This loaf was made with the cheapest all-purpose flour I could find (Lidl AP flour for €0.53/kg), pushed to the highest hydration it could reasonably handle (88%). I wanted to test a few assumptions I had implicitly accepted as truth but never fully reconciled with my own experience, especially around the relationship between protein content and hydration.

I have not baked with flour this cheap since I started baking four years ago, when it was simply the only option available. I expected the dough to fall apart much sooner, so seeing it reach 88% hydration was genuinely surprising. That said, at 88% hydration the dough was clearly overhydrated. While I managed to steer it into a usable loaf, it was leading the way, and not me.

The reality is that strong, high-protein flour is not necessary, but it does provide a larger margin for error.
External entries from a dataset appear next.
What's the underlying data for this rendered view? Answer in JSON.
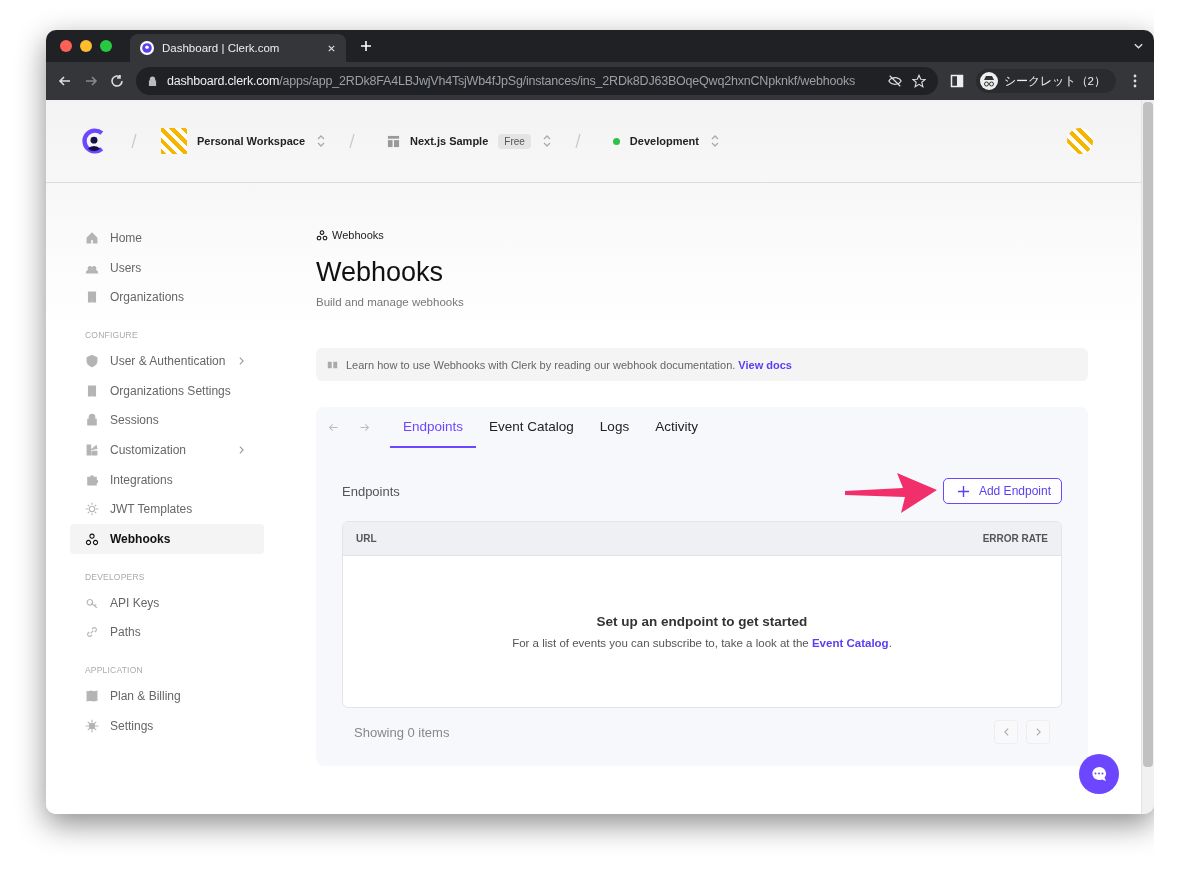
{
  "browser": {
    "tab_title": "Dashboard | Clerk.com",
    "url_host": "dashboard.clerk.com",
    "url_path": "/apps/app_2RDk8FA4LBJwjVh4TsjWb4fJpSg/instances/ins_2RDk8DJ63BOqeQwq2hxnCNpknkf/webhooks",
    "profile_label": "シークレット（2）"
  },
  "header": {
    "workspace": "Personal Workspace",
    "app": "Next.js Sample",
    "app_badge": "Free",
    "instance": "Development"
  },
  "sidebar": {
    "sections": [
      {
        "items": [
          {
            "label": "Home",
            "selected": false,
            "expandable": false
          },
          {
            "label": "Users",
            "selected": false,
            "expandable": false
          },
          {
            "label": "Organizations",
            "selected": false,
            "expandable": false
          }
        ]
      },
      {
        "heading": "CONFIGURE",
        "items": [
          {
            "label": "User & Authentication",
            "selected": false,
            "expandable": true
          },
          {
            "label": "Organizations Settings",
            "selected": false,
            "expandable": false
          },
          {
            "label": "Sessions",
            "selected": false,
            "expandable": false
          },
          {
            "label": "Customization",
            "selected": false,
            "expandable": true
          },
          {
            "label": "Integrations",
            "selected": false,
            "expandable": false
          },
          {
            "label": "JWT Templates",
            "selected": false,
            "expandable": false
          },
          {
            "label": "Webhooks",
            "selected": true,
            "expandable": false
          }
        ]
      },
      {
        "heading": "DEVELOPERS",
        "items": [
          {
            "label": "API Keys",
            "selected": false,
            "expandable": false
          },
          {
            "label": "Paths",
            "selected": false,
            "expandable": false
          }
        ]
      },
      {
        "heading": "APPLICATION",
        "items": [
          {
            "label": "Plan & Billing",
            "selected": false,
            "expandable": false
          },
          {
            "label": "Settings",
            "selected": false,
            "expandable": false
          }
        ]
      }
    ]
  },
  "page": {
    "breadcrumb": "Webhooks",
    "title": "Webhooks",
    "subtitle": "Build and manage webhooks",
    "notice": "Learn how to use Webhooks with Clerk by reading our webhook documentation.",
    "notice_link": "View docs"
  },
  "tabs": [
    {
      "label": "Endpoints",
      "selected": true
    },
    {
      "label": "Event Catalog",
      "selected": false
    },
    {
      "label": "Logs",
      "selected": false
    },
    {
      "label": "Activity",
      "selected": false
    }
  ],
  "endpoints": {
    "heading": "Endpoints",
    "add_button": "Add Endpoint",
    "columns": [
      "URL",
      "ERROR RATE"
    ],
    "empty_title": "Set up an endpoint to get started",
    "empty_text": "For a list of events you can subscribe to, take a look at the",
    "empty_link": "Event Catalog",
    "empty_end": ".",
    "footer": "Showing 0 items"
  }
}
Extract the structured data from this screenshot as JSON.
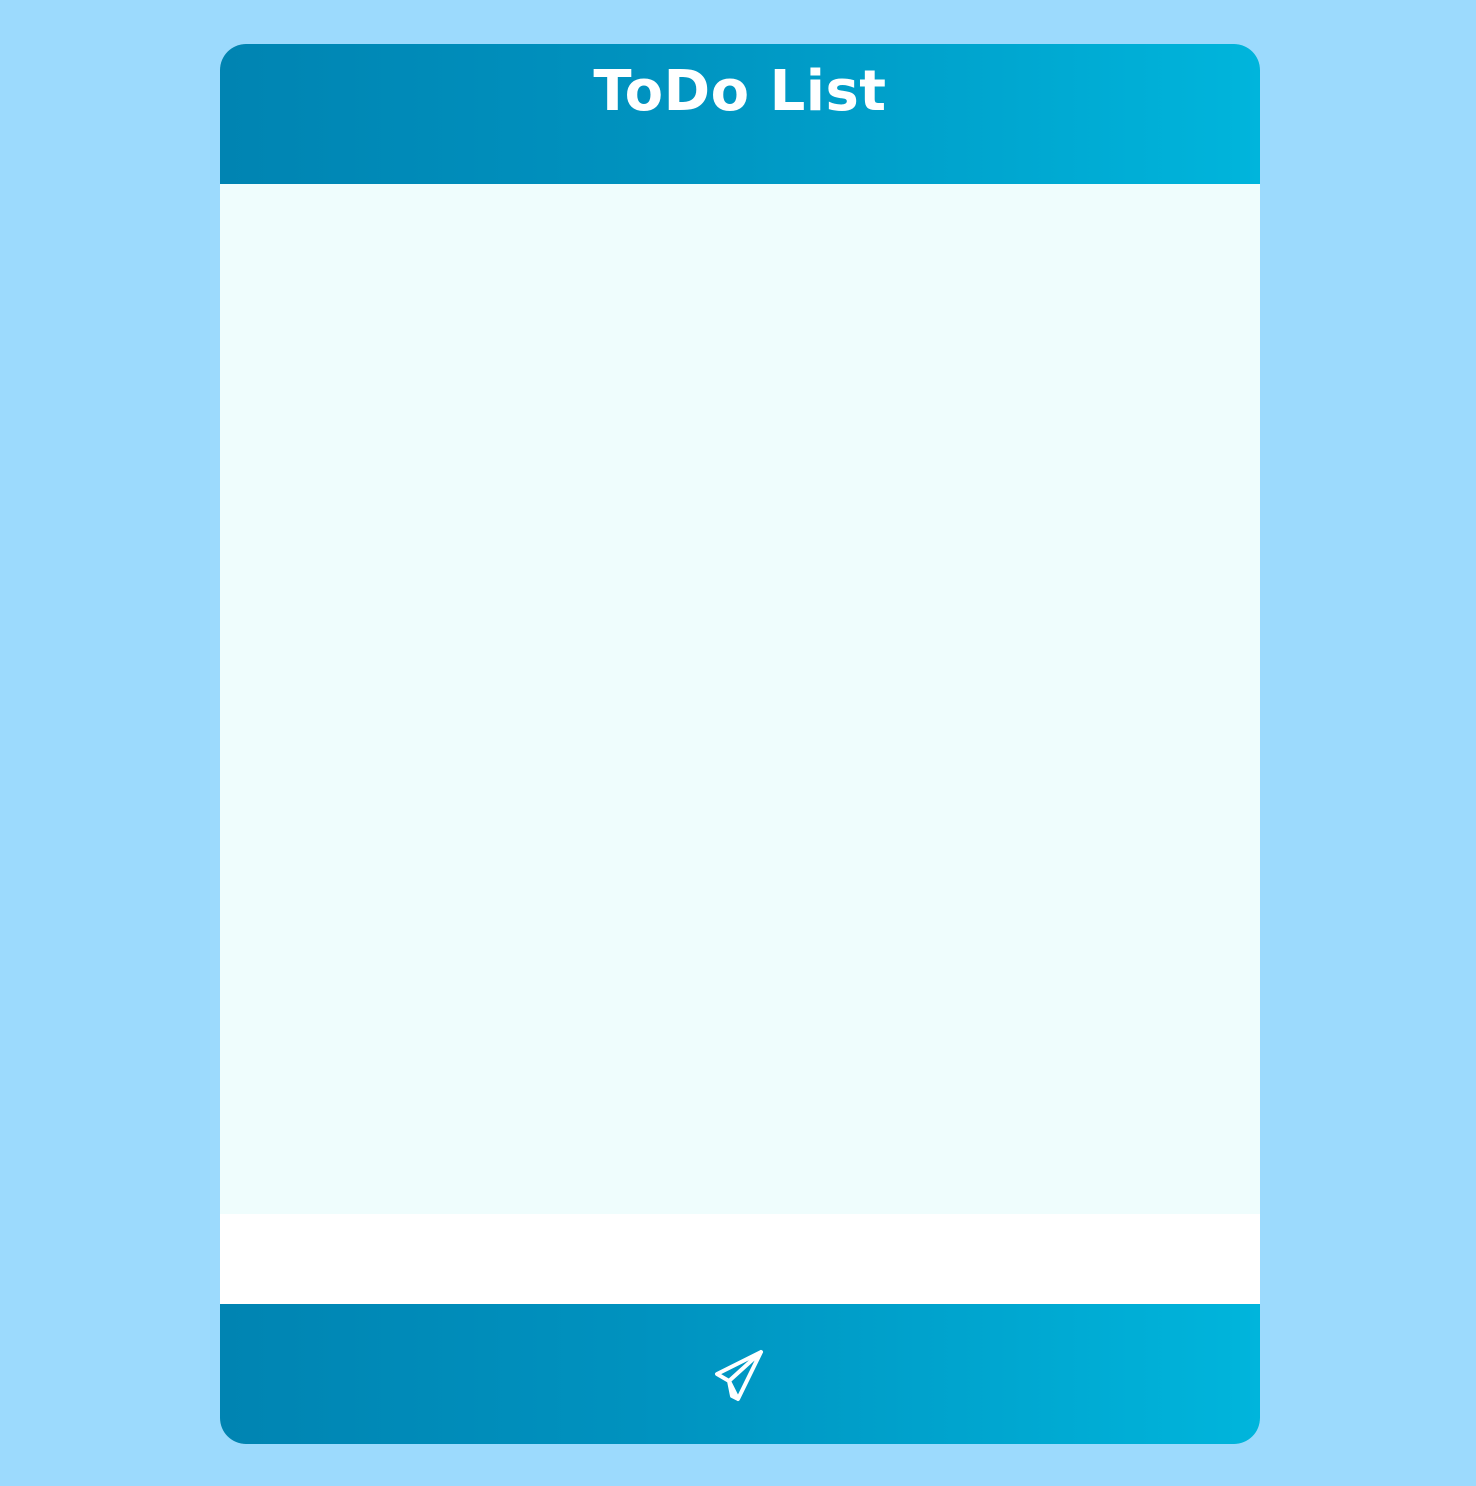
{
  "header": {
    "title": "ToDo List"
  },
  "todo_list": {
    "items": []
  },
  "input": {
    "value": "",
    "placeholder": ""
  },
  "footer": {
    "send_icon": "paper-plane-icon"
  },
  "colors": {
    "page_background": "#9cdafd",
    "header_gradient_start": "#0084b2",
    "header_gradient_end": "#00b5dc",
    "list_background": "#effdfd",
    "input_background": "#ffffff",
    "title_text": "#ffffff"
  }
}
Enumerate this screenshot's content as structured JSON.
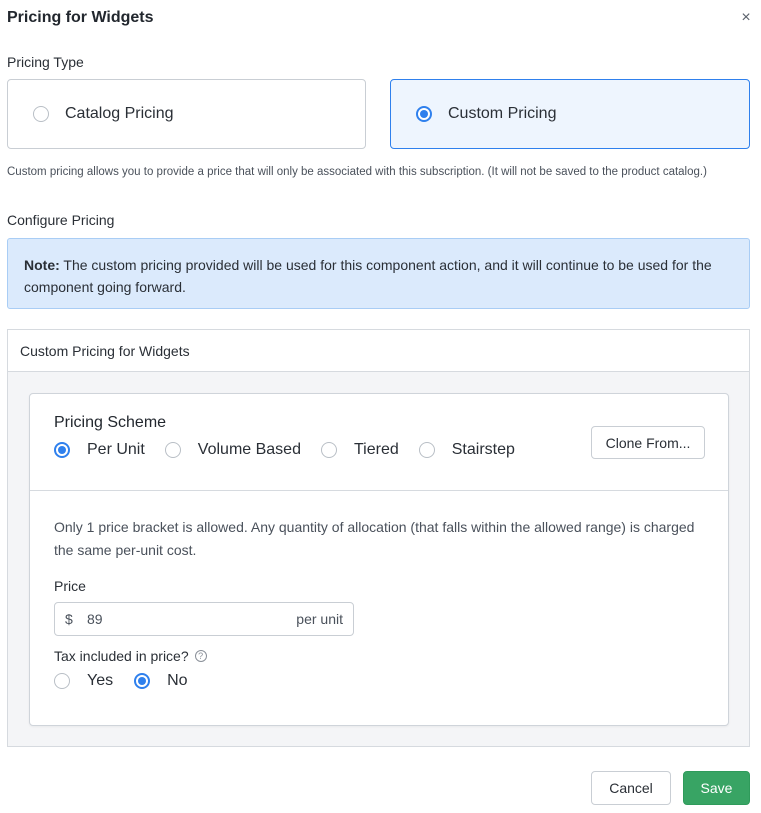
{
  "dialog": {
    "title": "Pricing for Widgets",
    "close_icon": "close-icon"
  },
  "pricing_type": {
    "label": "Pricing Type",
    "options": [
      {
        "label": "Catalog Pricing",
        "selected": false
      },
      {
        "label": "Custom Pricing",
        "selected": true
      }
    ],
    "help_text": "Custom pricing allows you to provide a price that will only be associated with this subscription. (It will not be saved to the product catalog.)"
  },
  "configure": {
    "label": "Configure Pricing",
    "note_prefix": "Note:",
    "note_text": " The custom pricing provided will be used for this component action, and it will continue to be used for the component going forward."
  },
  "panel": {
    "title": "Custom Pricing for Widgets",
    "scheme_title": "Pricing Scheme",
    "schemes": [
      {
        "label": "Per Unit",
        "selected": true
      },
      {
        "label": "Volume Based",
        "selected": false
      },
      {
        "label": "Tiered",
        "selected": false
      },
      {
        "label": "Stairstep",
        "selected": false
      }
    ],
    "clone_label": "Clone From...",
    "description": "Only 1 price bracket is allowed. Any quantity of allocation (that falls within the allowed range) is charged the same per-unit cost.",
    "price_label": "Price",
    "currency": "$",
    "price_value": "89",
    "price_unit": "per unit",
    "tax_label": "Tax included in price?",
    "tax_help_icon": "question-circle-icon",
    "tax_options": [
      {
        "label": "Yes",
        "selected": false
      },
      {
        "label": "No",
        "selected": true
      }
    ]
  },
  "footer": {
    "cancel_label": "Cancel",
    "save_label": "Save"
  },
  "colors": {
    "accent": "#2f80ed",
    "save": "#38a464",
    "note_bg": "#dbeafc"
  }
}
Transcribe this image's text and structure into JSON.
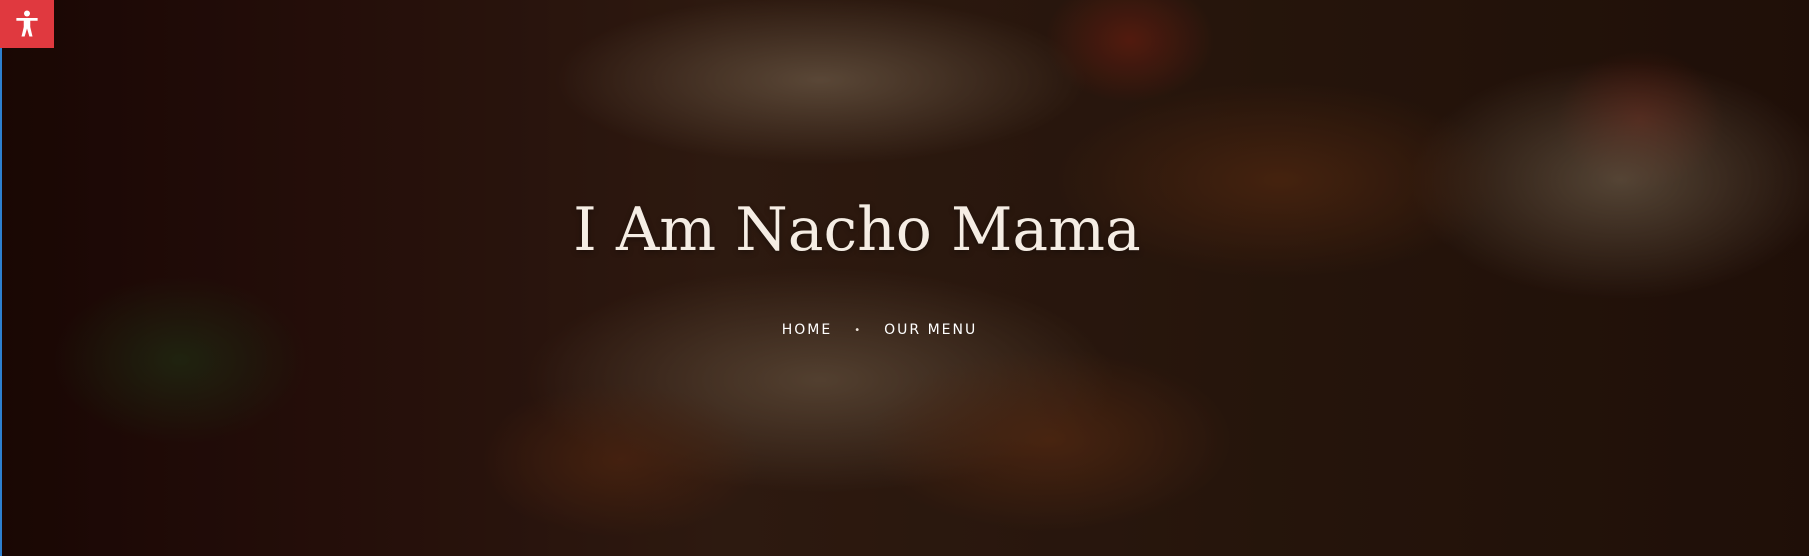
{
  "hero": {
    "title": "I Am Nacho Mama"
  },
  "breadcrumb": {
    "home": "HOME",
    "separator": "•",
    "current": "OUR MENU"
  },
  "accessibility": {
    "icon": "accessibility-person-icon",
    "color": "#e0393f"
  }
}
With this flour, something closer to 78 to 80% hydration would have made the dough far more obedient and capable of producing most crumb styles, especially if using a mixer.

The takeaway for plain white loaves is simple. Do not do high hydration for high hydration’s sake if the flour is not asking for it. Tension is the architect. Your flour is most likely not the problem.

Formula and process

Lidl T-550 all purpose flour (10% protein): 100%
Water: 88%
Salt: 1.7%
Starter: 20%

Autolyse: 1.5 h
Bulk: 8.5 h
Warm proof: 1.5 h
Cold proof: 14 h
Rubaud: yes
Lamination: no
Coil folds: 8

by MarkosBreadLab

18 Comments

  1. SwimInternational191

    It’s not the car, it’s the driver level sourdough play

  2. Beautiful-Molasses55

    how have you achieved such a high hydration with this flour? oO

  3. rb56redditor

    Wow, you are a really talented baker. Thanks for sharing.

  4. IceDragonPlay

    Good test!

    I agree. Figuring out the amount of water for your flours AND the amount of work you want to put into the dough are key.

    I am willing to do up to 6 sets of folds on my dough, but prefer 4. I move my water amount up/down based on which mix of flours I am using and that I want the gluten to develop properly over an autolyse (sometimes) and 4 sets of folds.

    How did you find the flavor of the bread using a less expensive flour? In the US I find a fair difference between flours but it is not always a price based difference. The regenerative farming or organic flours have more flavor than an inexpensive bag from the grocery store. The regenerative farmed wheat flour is less expensive than the cheapest shop bought flour, but I buy it in 50 lb bags which is a big contributor to the lower price.

  5. i was confused…in germany 550 flour is the basic wheat flour used in breadmaking.
    405 wheat flour is considered all purpose flour, mostly used for cakes, cookies, roux, anything really…

    doesn’t change much but i was confused first. sometimes even 405 flour has more protein than 550, depending on brand and harvest. 405 is “cleaner” it has less traces of husk and other parts of the grain, which makes it more useful for pastries and thats why 550 does a better job at fermenting and making bread.

    what temps did you bake at and how long ? bakingstone or dutchoven ?

  6. ALjaguarLink

    I love when it’s holy like this….

    More bread is more holes, more holes is less bread…. More bread is less bread?

  7. doylekkun

    How can i determine how much hydration my fl can handle?

  8. AffectionateValue232

    I love this type of experiment. It really makes us question how rigidly we really need to hold onto beliefs. Also the lighting in photo 3 is so beautiful (as is the bread)

  9. interpreterdotcourt

    This is awesome. It really takes a lot of skill to achieve this. And I also enjoy eating and dipping this style of bread.

  10. bitchimanangel

    I use ap flour from lidl, 0,84€/2kg. It’s the cheapest flour they have and works super well! Protein is 12,2%. My go-to recipe is ~76% hydration (100g starter, 370g water, 500g flour and 10g salt.) and it’s able to handle it really well.